Im Blick auf die AVItech ergeben sich diese Regelungen aus der Verordnung über die zusätzliche Altersversorgung der technischen Intelligenz in den volkseigenen und ihnen gleichgestellten Betrieben (VO-AVItech) vom 17. August 1950 (GBl. S 844) und der dazu ergangenen 2. DB. Ein derartiger - fiktiver - bundesrechtlicher Anspruch auf Erteilung einer Zusage hängt gemäß § 1 der VO-AVItech i. V. m. § 1 Abs. 1 Satz 1 und Abs. 2 der 2. DB von folgenden drei Voraussetzungen ab (vgl. hierzu BSG SozR 3-8570 § 1 Nr. 2 S 14, Nr. 5 S 33, Nr. 6 S 40 f, Nr. 7 S 60, Nr. 8 S 74), nämlich von
(1) der Berechtigung, eine bestimmte Berufsbezeichnung zu führen (persönliche Voraussetzung), und
(2) der Ausübung einer entsprechenden Tätigkeit (sachliche Voraussetzung), und zwar
(3) in einem volkseigenen Produktionsbetrieb im Bereich der Industrie oder des Bauwesens (§ 1 Abs. 1 der 2. DB) oder in einem durch § 1 Abs. 2 der 2. DB gleichgestellten Betrieb (betriebliche Voraussetzung).
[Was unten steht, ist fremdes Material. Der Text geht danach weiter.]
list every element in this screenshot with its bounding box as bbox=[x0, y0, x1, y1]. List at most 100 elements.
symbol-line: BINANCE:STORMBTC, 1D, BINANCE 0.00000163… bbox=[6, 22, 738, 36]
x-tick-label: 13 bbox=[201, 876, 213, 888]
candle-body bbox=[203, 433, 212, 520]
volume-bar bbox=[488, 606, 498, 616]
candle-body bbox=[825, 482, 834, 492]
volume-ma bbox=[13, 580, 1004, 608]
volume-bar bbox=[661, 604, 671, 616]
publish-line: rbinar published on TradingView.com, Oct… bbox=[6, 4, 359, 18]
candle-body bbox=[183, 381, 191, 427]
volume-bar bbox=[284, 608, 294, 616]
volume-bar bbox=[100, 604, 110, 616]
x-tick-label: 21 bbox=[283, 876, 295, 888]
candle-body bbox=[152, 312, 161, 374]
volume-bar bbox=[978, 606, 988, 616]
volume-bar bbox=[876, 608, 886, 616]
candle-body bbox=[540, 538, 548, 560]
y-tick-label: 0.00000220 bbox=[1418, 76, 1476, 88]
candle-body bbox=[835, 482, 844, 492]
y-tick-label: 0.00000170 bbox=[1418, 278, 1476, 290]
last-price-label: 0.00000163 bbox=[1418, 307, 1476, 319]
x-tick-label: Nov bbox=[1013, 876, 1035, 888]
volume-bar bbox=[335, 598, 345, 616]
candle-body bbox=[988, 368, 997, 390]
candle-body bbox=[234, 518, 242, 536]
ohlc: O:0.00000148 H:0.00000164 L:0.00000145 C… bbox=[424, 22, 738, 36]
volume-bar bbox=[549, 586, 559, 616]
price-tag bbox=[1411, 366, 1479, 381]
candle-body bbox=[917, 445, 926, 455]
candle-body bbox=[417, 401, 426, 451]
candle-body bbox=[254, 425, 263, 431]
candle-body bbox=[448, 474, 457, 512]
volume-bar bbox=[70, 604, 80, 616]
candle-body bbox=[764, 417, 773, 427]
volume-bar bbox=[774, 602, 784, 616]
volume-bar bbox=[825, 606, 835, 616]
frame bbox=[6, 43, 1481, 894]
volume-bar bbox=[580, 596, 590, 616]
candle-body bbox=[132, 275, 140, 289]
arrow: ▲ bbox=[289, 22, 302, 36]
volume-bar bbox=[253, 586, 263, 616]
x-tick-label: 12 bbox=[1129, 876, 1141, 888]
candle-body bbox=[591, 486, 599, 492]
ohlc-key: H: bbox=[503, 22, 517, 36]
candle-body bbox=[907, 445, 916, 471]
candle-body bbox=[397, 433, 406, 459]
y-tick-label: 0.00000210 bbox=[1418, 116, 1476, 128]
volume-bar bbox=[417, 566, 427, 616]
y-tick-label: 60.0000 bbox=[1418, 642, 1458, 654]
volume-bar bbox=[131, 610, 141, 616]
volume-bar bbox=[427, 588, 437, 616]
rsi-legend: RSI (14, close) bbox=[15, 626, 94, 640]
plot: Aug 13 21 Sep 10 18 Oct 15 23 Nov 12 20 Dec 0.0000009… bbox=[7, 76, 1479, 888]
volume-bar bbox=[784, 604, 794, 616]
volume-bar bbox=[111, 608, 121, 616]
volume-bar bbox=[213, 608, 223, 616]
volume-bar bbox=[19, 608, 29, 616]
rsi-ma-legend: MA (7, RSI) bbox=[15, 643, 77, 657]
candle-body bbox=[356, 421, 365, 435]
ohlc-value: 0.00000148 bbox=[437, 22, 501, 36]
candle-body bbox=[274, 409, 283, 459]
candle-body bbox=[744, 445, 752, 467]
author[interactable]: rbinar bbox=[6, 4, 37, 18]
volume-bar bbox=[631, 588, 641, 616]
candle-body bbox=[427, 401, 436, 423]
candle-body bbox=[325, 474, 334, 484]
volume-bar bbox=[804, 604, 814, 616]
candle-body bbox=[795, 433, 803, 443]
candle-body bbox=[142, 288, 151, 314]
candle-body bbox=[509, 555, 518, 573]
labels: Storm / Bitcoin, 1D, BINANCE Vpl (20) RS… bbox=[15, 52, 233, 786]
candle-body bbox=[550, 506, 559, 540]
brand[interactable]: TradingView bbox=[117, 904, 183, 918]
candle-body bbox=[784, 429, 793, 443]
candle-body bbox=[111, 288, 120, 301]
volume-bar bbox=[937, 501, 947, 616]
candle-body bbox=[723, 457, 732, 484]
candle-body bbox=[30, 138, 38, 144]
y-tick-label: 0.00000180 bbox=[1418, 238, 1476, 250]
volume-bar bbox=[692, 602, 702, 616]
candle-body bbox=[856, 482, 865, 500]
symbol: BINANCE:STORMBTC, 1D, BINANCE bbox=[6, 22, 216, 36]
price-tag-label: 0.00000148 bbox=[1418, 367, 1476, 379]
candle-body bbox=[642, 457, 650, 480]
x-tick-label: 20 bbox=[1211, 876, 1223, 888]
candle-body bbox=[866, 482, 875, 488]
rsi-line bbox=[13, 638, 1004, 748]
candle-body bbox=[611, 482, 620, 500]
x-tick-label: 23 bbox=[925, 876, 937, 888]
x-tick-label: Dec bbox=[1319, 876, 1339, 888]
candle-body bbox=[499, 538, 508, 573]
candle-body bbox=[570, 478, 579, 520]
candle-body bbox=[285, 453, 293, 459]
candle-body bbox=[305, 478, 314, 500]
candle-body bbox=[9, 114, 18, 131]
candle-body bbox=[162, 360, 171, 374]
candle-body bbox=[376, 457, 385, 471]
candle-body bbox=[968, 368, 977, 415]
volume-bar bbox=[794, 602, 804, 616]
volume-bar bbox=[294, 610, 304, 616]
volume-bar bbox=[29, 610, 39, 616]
Dabei kommt es für die Anwendbarkeit des AAÜG (§ 1 Abs. 1 AAÜG) nach der ständigen Rechtsprechung des Senats auf die am 30. Juni 1990 gegebene Sachlage mit Blick auf die am 1. August 1991 gegebene bundesrechtliche Rechtslage an.“
„Der Beschäftigungsbetrieb des Klägers war kein volkseigener Produktionsbetrieb der Industrie oder des Bauwesens i. S. des § 1 Abs. 1 2. DB. Nach seinem Hauptzweck verfolgte der Beschäftigungsbetrieb des Klägers nach den Feststellungen des LSG nicht die Herstellung von Industrieanlagen oder -bauwerken in Massenproduktion.
Insoweit hat der Senat bereits in anderem Zusammenhang entschieden, dass der Betriebszweck der "Rationalisierung" keine betriebliche Tätigkeit ist, die auf die Massenproduktion von Bauwerken oder Gütern gerichtet ist (vgl BSG, Urteil vom 27.7.2004 - B 4 RA 8/04 R) . Ein Betrieb mit einem solchen Betriebszweck verfolgt vielmehr eine Tätigkeit, die darauf gerichtet ist, Vorschläge zur Effizienzsteigerung in (anderen) Produktionsbetrieben zu unterbreiten. Die Tätigkeit der Rationalisierung ist dagegen nicht dem Bereich der industriellen Fertigung, Fabrikation, Herstellung oder Produktion von Sachgütern zuzuordnen (BSG a. a. O.).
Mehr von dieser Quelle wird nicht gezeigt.